YOLOv7: A deep dive into the current state-of-the-art for object detection
A comprehensive tutorial which covers how to train YOLOv7 models in custom training scripts, explores areas such as data augmentation techniques, highlights how to select and modify anchor boxes, and demystifies how the loss function works.
Learning to Make the Right Mistakes
An article that briefly compares human perception and multimodal LLMs.
An in-depth tutorial that covers how to build a multi-objective recommender for Movielens, using both implicit (movie watches) and explicit signals (ratings).
Libraries & Code
The Language Interpretability Tool: Interactively analyze NLP models for model understanding in an extensible and framework agnostic interface.
This version of Stable Diffusion features a web interface, an interactive command-line script that combines text2img and img2img functionality, and other enhancements.
Topic modeling helpers using managed language models from Cohere. Name text clusters using large GPT models.
Build, train, and fine-tune production-ready deep learning SOTA vision models.
Papers & Publications
Score Jacobian Chaining: Lifting Pretrained 2D Diffusion Models for 3D Generation
Abstract:
A diffusion model learns to predict a vector field of gradients. We propose to apply chain rule on the learned gradients, and back-propagate the score of a diffusion model through the Jacobian of a differentiable renderer, which we instantiate to be a voxel radiance field. This setup aggregates 2D scores at multiple camera viewpoints into a 3D score, and repurposes a pretrained 2D model for 3D data generation. We identify a technical challenge of distribution mismatch that arises in this application, and propose a novel estimation mechanism to resolve it. We run our algorithm on several off-the-shelf diffusion image generative models, including the recently released Stable Diffusion trained on the large-scale LAION dataset.

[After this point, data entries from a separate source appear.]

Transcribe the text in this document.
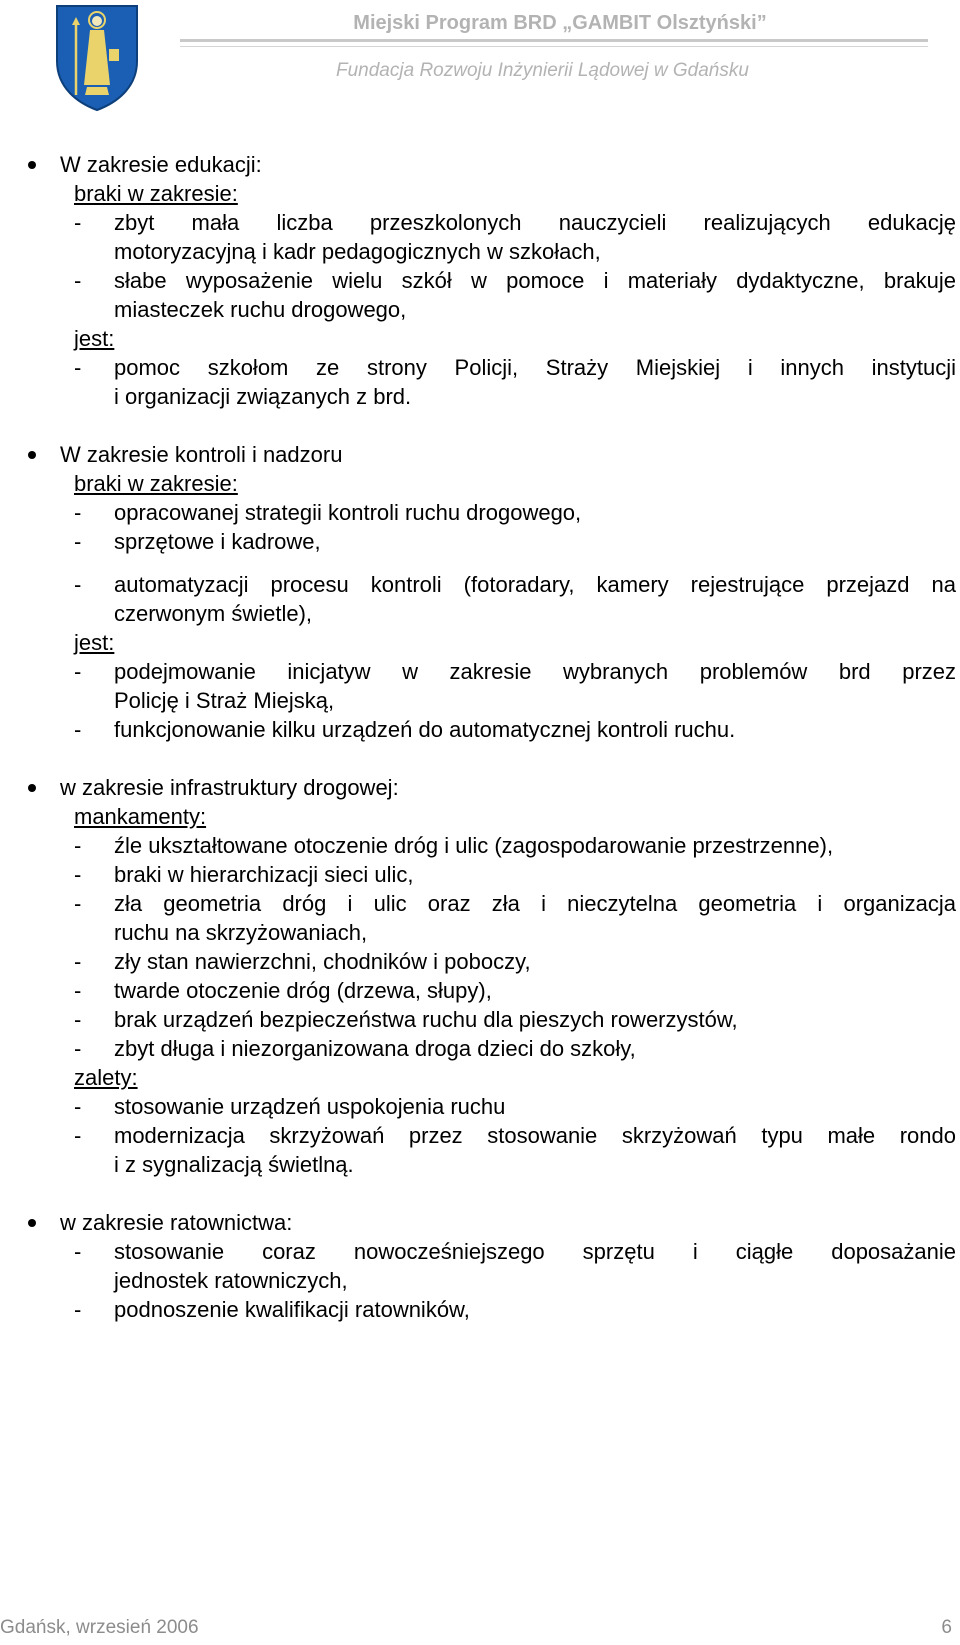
Miejski Program BRD „GAMBIT Olsztyński”
Fundacja Rozwoju Inżynierii Lądowej w Gdańsku
W zakresie edukacji:
braki w zakresie:
- zbyt mała liczba przeszkolonych nauczycieli realizujących edukację
motoryzacyjną i kadr pedagogicznych w szkołach,
- słabe wyposażenie wielu szkół w pomoce i materiały dydaktyczne, brakuje
miasteczek ruchu drogowego,
jest:
- pomoc szkołom ze strony Policji, Straży Miejskiej i innych instytucji
i organizacji związanych z brd.
W zakresie kontroli i nadzoru
braki w zakresie:
- opracowanej strategii kontroli ruchu drogowego,
- sprzętowe i kadrowe,
- automatyzacji procesu kontroli (fotoradary, kamery rejestrujące przejazd na
czerwonym świetle),
jest:
- podejmowanie inicjatyw w zakresie wybranych problemów brd przez
Policję i Straż Miejską,
- funkcjonowanie kilku urządzeń do automatycznej kontroli ruchu.
w zakresie infrastruktury drogowej:
mankamenty:
- źle ukształtowane otoczenie dróg i ulic (zagospodarowanie przestrzenne),
- braki w hierarchizacji sieci ulic,
- zła geometria dróg i ulic oraz zła i nieczytelna geometria i organizacja
ruchu na skrzyżowaniach,
- zły stan nawierzchni, chodników i poboczy,
- twarde otoczenie dróg (drzewa, słupy),
- brak urządzeń bezpieczeństwa ruchu dla pieszych rowerzystów,
- zbyt długa i niezorganizowana droga dzieci do szkoły,
zalety:
- stosowanie urządzeń uspokojenia ruchu
- modernizacja skrzyżowań przez stosowanie skrzyżowań typu małe rondo
i z sygnalizacją świetlną.
w zakresie ratownictwa:
- stosowanie coraz nowocześniejszego sprzętu i ciągłe doposażanie
jednostek ratowniczych,
- podnoszenie kwalifikacji ratowników,
Gdańsk, wrzesień 2006	6
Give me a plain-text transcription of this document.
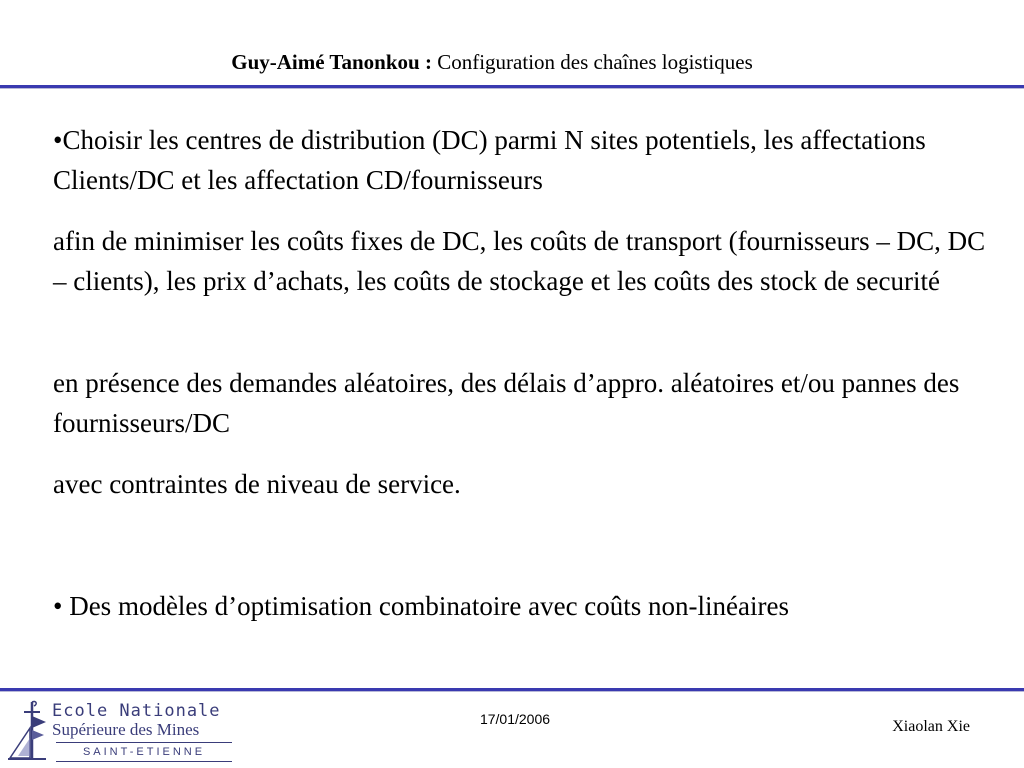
Guy-Aimé Tanonkou : Configuration des chaînes logistiques

•Choisir les centres de distribution (DC) parmi N sites potentiels, les affectations Clients/DC et les affectation CD/fournisseurs

afin de minimiser les coûts fixes de DC, les coûts de transport (fournisseurs – DC, DC – clients), les prix d’achats, les coûts de stockage et les coûts des stock de securité

en présence des demandes aléatoires, des délais d’appro. aléatoires et/ou pannes des fournisseurs/DC

avec contraintes de niveau de service.

• Des modèles d’optimisation combinatoire avec coûts non-linéaires

Ecole Nationale
Supérieure des Mines
SAINT-ETIENNE
17/01/2006	Xiaolan Xie
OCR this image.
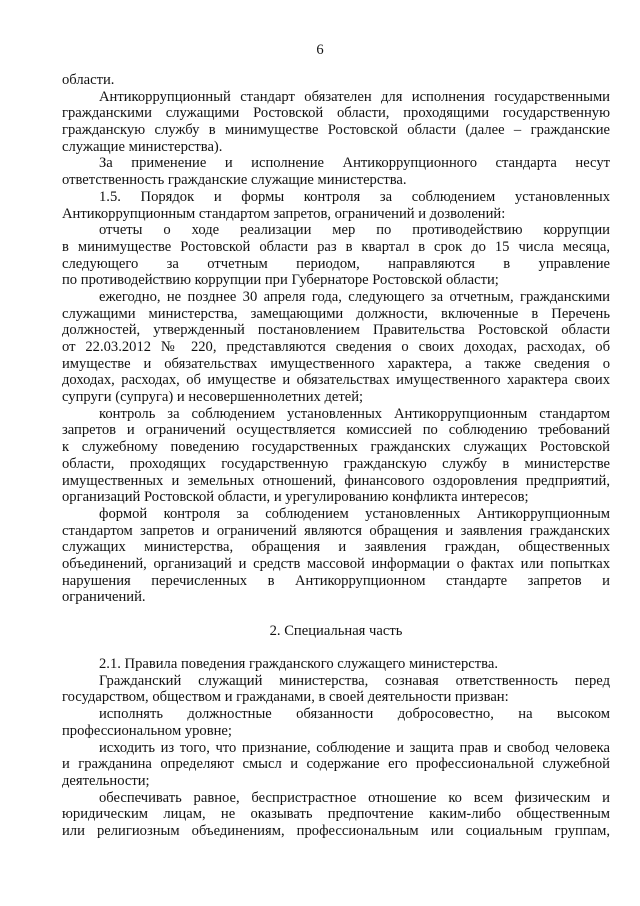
6
области.
Антикоррупционный стандарт обязателен для исполнения государственными
гражданскими служащими Ростовской области, проходящими государственную
гражданскую службу в минимуществе Ростовской области (далее – гражданские
служащие министерства).
За применение и исполнение Антикоррупционного стандарта несут
ответственность гражданские служащие министерства.
1.5. Порядок и формы контроля за соблюдением установленных
Антикоррупционным стандартом запретов, ограничений и дозволений:
отчеты о ходе реализации мер по противодействию коррупции
в минимуществе Ростовской области раз в квартал в срок до 15 числа месяца,
следующего за отчетным периодом, направляются в управление
по противодействию коррупции при Губернаторе Ростовской области;
ежегодно, не позднее 30 апреля года, следующего за отчетным, гражданскими
служащими министерства, замещающими должности, включенные в Перечень
должностей, утвержденный постановлением Правительства Ростовской области
от 22.03.2012 № 220, представляются сведения о своих доходах, расходах, об
имуществе и обязательствах имущественного характера, а также сведения о
доходах, расходах, об имуществе и обязательствах имущественного характера своих
супруги (супруга) и несовершеннолетних детей;
контроль за соблюдением установленных Антикоррупционным стандартом
запретов и ограничений осуществляется комиссией по соблюдению требований
к служебному поведению государственных гражданских служащих Ростовской
области, проходящих государственную гражданскую службу в министерстве
имущественных и земельных отношений, финансового оздоровления предприятий,
организаций Ростовской области, и урегулированию конфликта интересов;
формой контроля за соблюдением установленных Антикоррупционным
стандартом запретов и ограничений являются обращения и заявления гражданских
служащих министерства, обращения и заявления граждан, общественных
объединений, организаций и средств массовой информации о фактах или попытках
нарушения перечисленных в Антикоррупционном стандарте запретов и
ограничений.
2. Специальная часть
2.1. Правила поведения гражданского служащего министерства.
Гражданский служащий министерства, сознавая ответственность перед
государством, обществом и гражданами, в своей деятельности призван:
исполнять должностные обязанности добросовестно, на высоком
профессиональном уровне;
исходить из того, что признание, соблюдение и защита прав и свобод человека
и гражданина определяют смысл и содержание его профессиональной служебной
деятельности;
обеспечивать равное, беспристрастное отношение ко всем физическим и
юридическим лицам, не оказывать предпочтение каким-либо общественным
или религиозным объединениям, профессиональным или социальным группам,
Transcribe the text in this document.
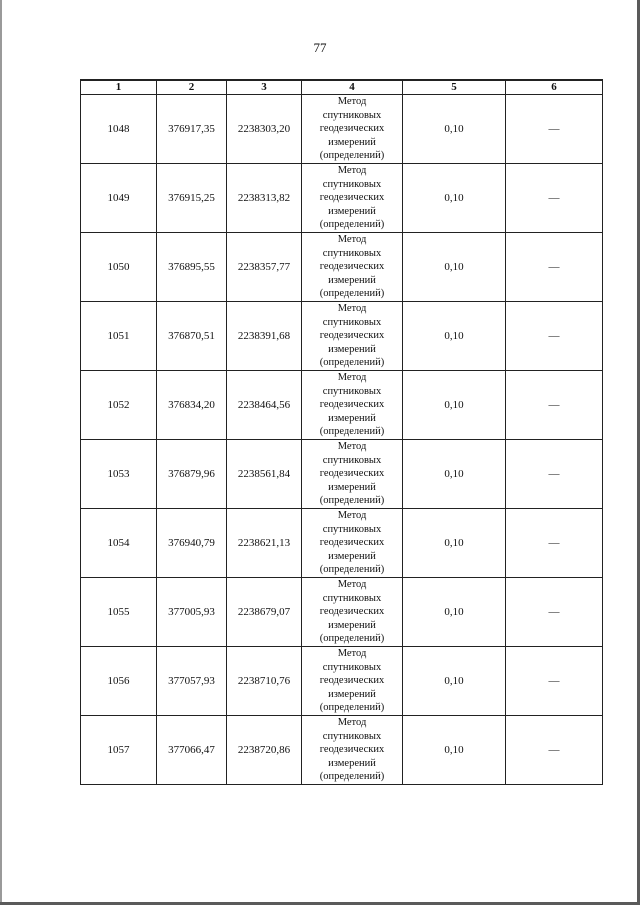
77
1	2	3	4	5	6
1048	376917,35	2238303,20	Метод
спутниковых
геодезических
измерений
(определений)	0,10	—
1049	376915,25	2238313,82	Метод
спутниковых
геодезических
измерений
(определений)	0,10	—
1050	376895,55	2238357,77	Метод
спутниковых
геодезических
измерений
(определений)	0,10	—
1051	376870,51	2238391,68	Метод
спутниковых
геодезических
измерений
(определений)	0,10	—
1052	376834,20	2238464,56	Метод
спутниковых
геодезических
измерений
(определений)	0,10	—
1053	376879,96	2238561,84	Метод
спутниковых
геодезических
измерений
(определений)	0,10	—
1054	376940,79	2238621,13	Метод
спутниковых
геодезических
измерений
(определений)	0,10	—
1055	377005,93	2238679,07	Метод
спутниковых
геодезических
измерений
(определений)	0,10	—
1056	377057,93	2238710,76	Метод
спутниковых
геодезических
измерений
(определений)	0,10	—
1057	377066,47	2238720,86	Метод
спутниковых
геодезических
измерений
(определений)	0,10	—
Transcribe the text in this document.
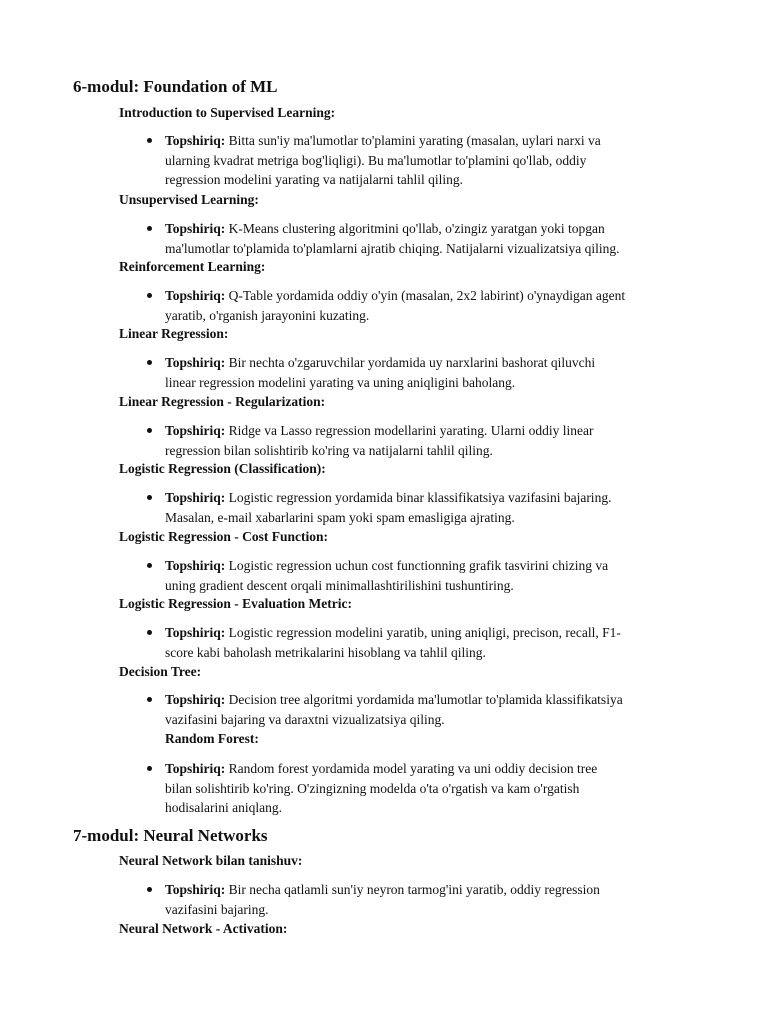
6-modul: Foundation of ML
Introduction to Supervised Learning:
Topshiriq: Bitta sun'iy ma'lumotlar to'plamini yarating (masalan, uylari narxi va
ularning kvadrat metriga bog'liqligi). Bu ma'lumotlar to'plamini qo'llab, oddiy
regression modelini yarating va natijalarni tahlil qiling.
Unsupervised Learning:
Topshiriq: K-Means clustering algoritmini qo'llab, o'zingiz yaratgan yoki topgan
ma'lumotlar to'plamida to'plamlarni ajratib chiqing. Natijalarni vizualizatsiya qiling.
Reinforcement Learning:
Topshiriq: Q-Table yordamida oddiy o'yin (masalan, 2x2 labirint) o'ynaydigan agent
yaratib, o'rganish jarayonini kuzating.
Linear Regression:
Topshiriq: Bir nechta o'zgaruvchilar yordamida uy narxlarini bashorat qiluvchi
linear regression modelini yarating va uning aniqligini baholang.
Linear Regression - Regularization:
Topshiriq: Ridge va Lasso regression modellarini yarating. Ularni oddiy linear
regression bilan solishtirib ko'ring va natijalarni tahlil qiling.
Logistic Regression (Classification):
Topshiriq: Logistic regression yordamida binar klassifikatsiya vazifasini bajaring.
Masalan, e-mail xabarlarini spam yoki spam emasligiga ajrating.
Logistic Regression - Cost Function:
Topshiriq: Logistic regression uchun cost functionning grafik tasvirini chizing va
uning gradient descent orqali minimallashtirilishini tushuntiring.
Logistic Regression - Evaluation Metric:
Topshiriq: Logistic regression modelini yaratib, uning aniqligi, precison, recall, F1-
score kabi baholash metrikalarini hisoblang va tahlil qiling.
Decision Tree:
Topshiriq: Decision tree algoritmi yordamida ma'lumotlar to'plamida klassifikatsiya
vazifasini bajaring va daraxtni vizualizatsiya qiling.
Random Forest:
Topshiriq: Random forest yordamida model yarating va uni oddiy decision tree
bilan solishtirib ko'ring. O'zingizning modelda o'ta o'rgatish va kam o'rgatish
hodisalarini aniqlang.
7-modul: Neural Networks
Neural Network bilan tanishuv:
Topshiriq: Bir necha qatlamli sun'iy neyron tarmog'ini yaratib, oddiy regression
vazifasini bajaring.
Neural Network - Activation:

Zero-Shot Image Restoration Using Denoising Diffusion Null-Space Model
Abstract:
Most existing Image Restoration (IR) models are task-specific, which can not be generalized to different degradation operators. In this work, we propose the Denoising Diffusion Null-Space Model (DDNM), a novel zero-shot framework for arbitrary linear IR problems, including but not limited to image super-resolution, colorization, inpainting, compressed sensing, and deblurring. DDNM only needs a pre-trained off-the-shelf diffusion model as the generative prior, without any extra training or network modifications. By refining only the null-space contents during the reverse diffusion process, we can yield diverse results satisfying both data consistency and realness. We further propose an enhanced and robust version, dubbed DDNM+, to support noisy restoration and improve restoration quality for hard tasks. Our experiments on several IR tasks reveal that DDNM outperforms other state-of-the-art zero-shot IR methods. We also demonstrate that DDNM+ can solve complex real-world applications, e.g., old photo restoration.
DeSTSeg: Segmentation Guided Denoising Student-Teacher for Anomaly Detection
Abstract:
Visual anomaly detection, an important problem in computer vision, is usually formulated as a one-class classification and segmentation task. The student-teacher (S-T) framework has proved to be effective in solving this challenge. However, previous works based on S-T only empirically applied constraints on normal data and fused multi-level information. In this study, we propose an improved model called DeSTSeg, which integrates a pre-trained teacher network, a denoising student encoder-decoder, and a segmentation network into one framework. First, to strengthen the constraints on anomalous data, we introduce a denoising procedure that allows the student network to learn more robust representations. From synthetically corrupted normal images, we train the student network to match the teacher network feature of the same images without corruption. Second, to fuse the multi-level S-T features adaptively, we train a segmentation network with rich supervision from synthetic anomaly masks, achieving a substantial performance improvement. Experiments on the industrial inspection benchmark dataset demonstrate that our method achieves state-of-the-art performance, 98.6% on image-level ROC, 75.8% on pixel-level average precision, and 76.4% on instance-level average precision.